Cryptography and PKI

This section includes the basic concepts of cryptography (encryption algorithms, hashing, salt, key exchange, stenography, obfuscation, key strength, data transfer types, key stretching etc.), cryptography algorithms and their properties (symmetric i.e. AES, DES, 3DES, RC4 etc., asymmetric i.e.. RSA, DSA, Diffie-Hellman, PGP/GPG etc., hashing algorithms such as MD5, SHA, HMAC etc., types of obfuscation like XOR and ROT 13 etc.), wireless security settings (the various protocols such as WPA, WPA2, CCMP, TKIP etc., authentication protocols like EAP, PEAP, EAP-FAST, IEEE 802.1x etc. and methods of authentication like PSK, enterprise, open and captive portals) and public key infrastructure (implementation components like CA, intermediate CA, CRL, OCSP, certificate, public/private key etc., concepts like online vs offline, stapling/pinning, trust model, keuy escrow etc., types of certificate such as wildcard, SAN, code signing, self-signed etc. and certificate formats i.e. DER, PEM, PFX, CER etc.).

Exam Preparation

I started preparing for the exam around November 2018 and passed the exam on the first attempt in January 2019.
In terms of learning material, I used the TOTAL: CompTIA Security+ Certification (SY0-501) course on Udemy, which includes 19 hours of video lessons.
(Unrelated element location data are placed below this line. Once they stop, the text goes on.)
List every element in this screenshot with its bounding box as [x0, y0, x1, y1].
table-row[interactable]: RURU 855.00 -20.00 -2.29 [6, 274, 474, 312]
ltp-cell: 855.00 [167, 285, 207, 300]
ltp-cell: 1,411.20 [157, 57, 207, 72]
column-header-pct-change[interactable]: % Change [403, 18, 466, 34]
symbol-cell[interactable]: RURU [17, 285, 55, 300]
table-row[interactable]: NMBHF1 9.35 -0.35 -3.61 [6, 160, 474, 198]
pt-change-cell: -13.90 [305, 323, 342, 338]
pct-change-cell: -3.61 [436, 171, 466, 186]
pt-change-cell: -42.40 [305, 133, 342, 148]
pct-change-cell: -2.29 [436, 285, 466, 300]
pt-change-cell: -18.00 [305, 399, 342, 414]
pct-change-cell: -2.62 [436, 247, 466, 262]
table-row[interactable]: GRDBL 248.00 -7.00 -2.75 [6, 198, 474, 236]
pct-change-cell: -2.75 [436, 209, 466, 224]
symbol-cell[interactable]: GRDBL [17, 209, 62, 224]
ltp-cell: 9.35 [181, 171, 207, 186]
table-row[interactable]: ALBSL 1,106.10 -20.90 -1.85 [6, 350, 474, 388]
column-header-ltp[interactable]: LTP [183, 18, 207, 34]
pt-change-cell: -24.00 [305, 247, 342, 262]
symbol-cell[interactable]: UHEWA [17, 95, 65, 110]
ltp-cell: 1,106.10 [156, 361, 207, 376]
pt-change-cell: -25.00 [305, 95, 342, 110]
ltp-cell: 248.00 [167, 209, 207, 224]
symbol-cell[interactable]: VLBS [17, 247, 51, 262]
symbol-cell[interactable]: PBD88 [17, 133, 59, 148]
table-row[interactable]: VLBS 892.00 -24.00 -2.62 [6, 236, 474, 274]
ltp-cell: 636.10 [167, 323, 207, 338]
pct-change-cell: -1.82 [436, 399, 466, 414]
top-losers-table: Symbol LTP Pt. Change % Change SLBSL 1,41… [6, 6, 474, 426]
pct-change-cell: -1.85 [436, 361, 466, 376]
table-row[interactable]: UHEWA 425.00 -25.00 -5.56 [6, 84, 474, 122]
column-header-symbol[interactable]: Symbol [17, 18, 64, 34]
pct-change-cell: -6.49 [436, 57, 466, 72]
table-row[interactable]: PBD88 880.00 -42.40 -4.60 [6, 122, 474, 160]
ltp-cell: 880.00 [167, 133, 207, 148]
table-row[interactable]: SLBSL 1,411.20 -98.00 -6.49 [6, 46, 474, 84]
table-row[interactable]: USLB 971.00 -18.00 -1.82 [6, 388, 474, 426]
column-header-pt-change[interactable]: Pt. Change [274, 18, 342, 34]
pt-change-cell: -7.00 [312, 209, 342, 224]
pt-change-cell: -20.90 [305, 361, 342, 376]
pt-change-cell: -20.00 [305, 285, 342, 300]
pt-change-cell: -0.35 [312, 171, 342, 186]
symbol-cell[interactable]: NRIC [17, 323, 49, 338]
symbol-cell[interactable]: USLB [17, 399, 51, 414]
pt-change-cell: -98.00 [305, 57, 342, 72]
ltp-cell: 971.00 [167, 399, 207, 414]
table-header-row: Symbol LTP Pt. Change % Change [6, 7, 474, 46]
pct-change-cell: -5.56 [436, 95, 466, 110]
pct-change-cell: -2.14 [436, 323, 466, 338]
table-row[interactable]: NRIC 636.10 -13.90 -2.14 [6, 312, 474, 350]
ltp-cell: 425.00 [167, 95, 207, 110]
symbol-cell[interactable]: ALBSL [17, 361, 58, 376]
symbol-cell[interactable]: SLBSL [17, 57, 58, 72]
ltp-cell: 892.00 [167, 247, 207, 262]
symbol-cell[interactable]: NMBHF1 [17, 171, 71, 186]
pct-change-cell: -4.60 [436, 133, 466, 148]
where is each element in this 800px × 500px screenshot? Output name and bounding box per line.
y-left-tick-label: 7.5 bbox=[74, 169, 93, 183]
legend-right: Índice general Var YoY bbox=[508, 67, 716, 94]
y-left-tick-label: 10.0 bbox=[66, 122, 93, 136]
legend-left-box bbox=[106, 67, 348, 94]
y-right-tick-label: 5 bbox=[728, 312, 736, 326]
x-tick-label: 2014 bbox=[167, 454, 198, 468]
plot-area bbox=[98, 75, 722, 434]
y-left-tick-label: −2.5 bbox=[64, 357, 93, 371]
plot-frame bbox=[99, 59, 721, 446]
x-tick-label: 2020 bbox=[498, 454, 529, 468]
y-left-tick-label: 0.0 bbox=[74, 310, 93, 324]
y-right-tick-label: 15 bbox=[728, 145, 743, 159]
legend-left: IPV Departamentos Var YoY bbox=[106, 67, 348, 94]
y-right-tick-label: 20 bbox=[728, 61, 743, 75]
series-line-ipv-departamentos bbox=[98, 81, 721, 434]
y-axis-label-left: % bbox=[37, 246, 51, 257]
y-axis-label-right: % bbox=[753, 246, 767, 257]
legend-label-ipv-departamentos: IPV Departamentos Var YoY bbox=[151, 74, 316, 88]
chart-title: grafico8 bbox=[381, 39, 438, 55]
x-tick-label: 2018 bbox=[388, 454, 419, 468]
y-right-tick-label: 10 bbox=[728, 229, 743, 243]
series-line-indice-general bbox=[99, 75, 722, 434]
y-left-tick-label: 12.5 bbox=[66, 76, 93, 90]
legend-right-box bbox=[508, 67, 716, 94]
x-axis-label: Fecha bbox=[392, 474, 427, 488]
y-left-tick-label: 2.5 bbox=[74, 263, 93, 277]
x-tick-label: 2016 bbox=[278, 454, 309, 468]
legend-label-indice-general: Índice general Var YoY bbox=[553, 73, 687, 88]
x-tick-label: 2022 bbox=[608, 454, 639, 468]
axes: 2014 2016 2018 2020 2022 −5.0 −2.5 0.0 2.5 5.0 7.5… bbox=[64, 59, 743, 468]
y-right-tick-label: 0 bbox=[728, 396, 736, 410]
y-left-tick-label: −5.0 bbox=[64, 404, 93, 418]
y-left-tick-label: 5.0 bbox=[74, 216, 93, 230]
I then bought a few Android apps and Udemy quizzes to do some more practice for the exam:

• TOTAL: CompTIA Security+ Cert. (SY0-501) Practice Tests
• CompTIA Security+ SY0-501 Prep
• Security+ Premium (CompTIA Security+ Pocket Prep)

The Exam

The certification exam lasts about 90 minutes and it is made of 90 multiple choice questions and performance-based questions (which may require you to run certain commands or perform certain actions), the passing score is about 83% which makes it one of the toughest CompTIA certifications in terms of passing score.
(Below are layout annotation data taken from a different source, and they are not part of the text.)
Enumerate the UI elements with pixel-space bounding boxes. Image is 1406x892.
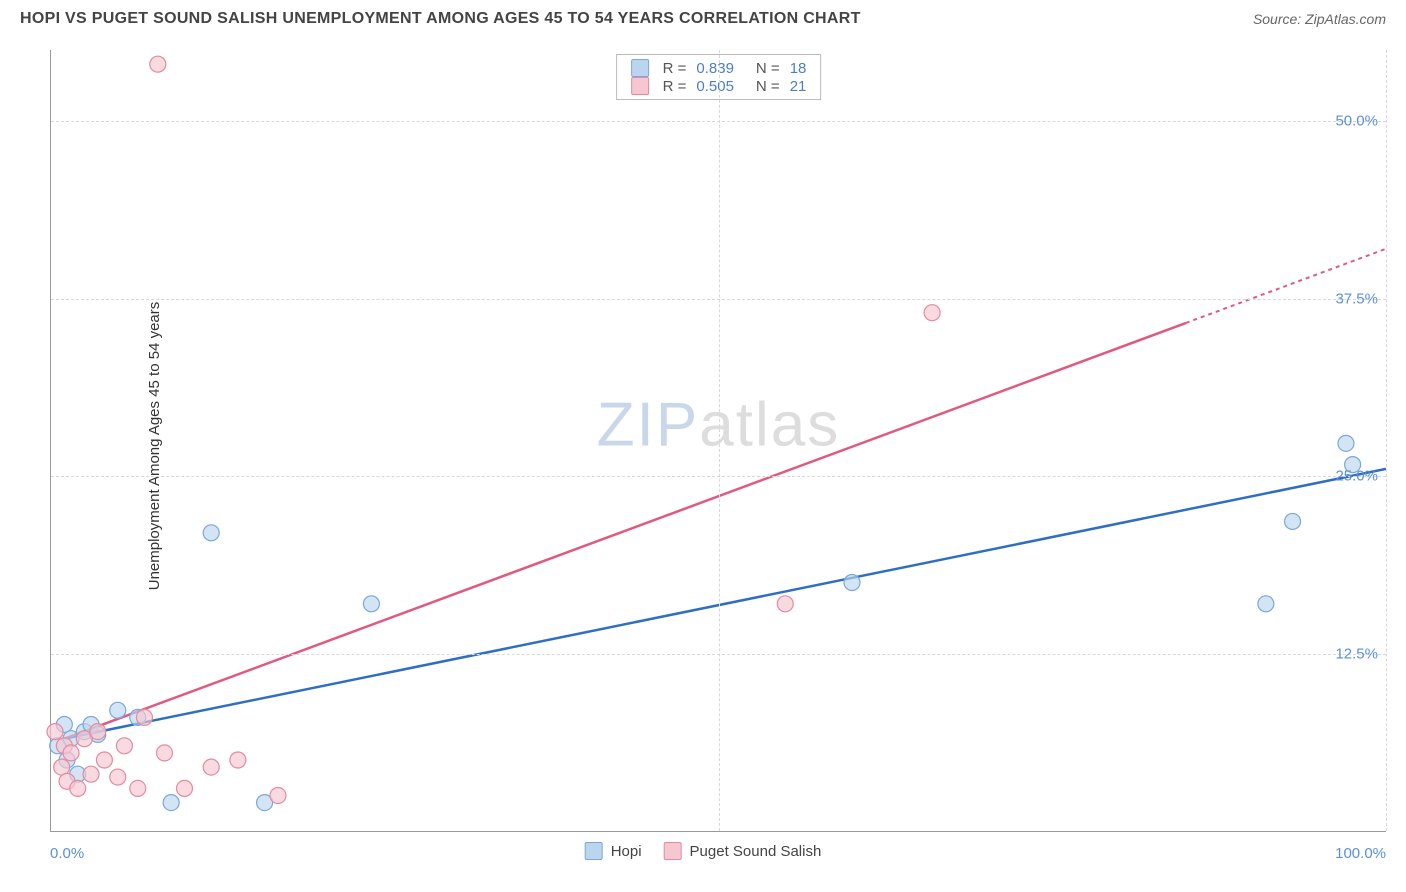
- swatch-hopi: [631, 59, 649, 77]
- r-value-salish: 0.505: [696, 78, 734, 95]
- swatch-hopi-bottom: [585, 842, 603, 860]
- r-value-hopi: 0.839: [696, 60, 734, 77]
- n-value-salish: 21: [790, 78, 807, 95]
- r-label: R =: [663, 78, 687, 95]
- swatch-salish-bottom: [664, 842, 682, 860]
- swatch-salish: [631, 77, 649, 95]
- y-tick-label: 50.0%: [1335, 113, 1378, 130]
- n-value-hopi: 18: [790, 60, 807, 77]
- chart-area: ZIPatlas R = 0.839 N = 18 R = 0.505 N = …: [50, 50, 1386, 832]
- y-tick-label: 37.5%: [1335, 290, 1378, 307]
- series-name-salish: Puget Sound Salish: [690, 843, 822, 860]
- r-label: R =: [663, 60, 687, 77]
- source-label: Source: ZipAtlas.com: [1253, 11, 1386, 27]
- x-tick-left: 0.0%: [50, 845, 84, 862]
- x-tick-right: 100.0%: [1335, 845, 1386, 862]
- y-tick-label: 25.0%: [1335, 468, 1378, 485]
- n-label: N =: [756, 78, 780, 95]
- n-label: N =: [756, 60, 780, 77]
- chart-title: HOPI VS PUGET SOUND SALISH UNEMPLOYMENT …: [20, 10, 861, 28]
- series-name-hopi: Hopi: [611, 843, 642, 860]
- legend-item-salish: Puget Sound Salish: [664, 842, 822, 860]
- y-tick-label: 12.5%: [1335, 645, 1378, 662]
- legend-item-hopi: Hopi: [585, 842, 642, 860]
- series-legend: Hopi Puget Sound Salish: [585, 842, 822, 860]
I managed to pass the exam on my first attempt with about 50 points above the passing score, which at the time I thought was good enough, as I attempted the exam as soon as I felt ready, rather than trying to get full marks.

Conclusion

I really loved preparing for this certification and I believe it delivers some very solid knowledge that every cybersecurity professional should have. I would definitely recommend it to anyone looking to start a career in cyber security, and potentially in specific areas of it since the certification is very broad, although don’t do the mistake to think this will be enough to get the foot in the door as you will also require some practical knowledge to be successful in the field.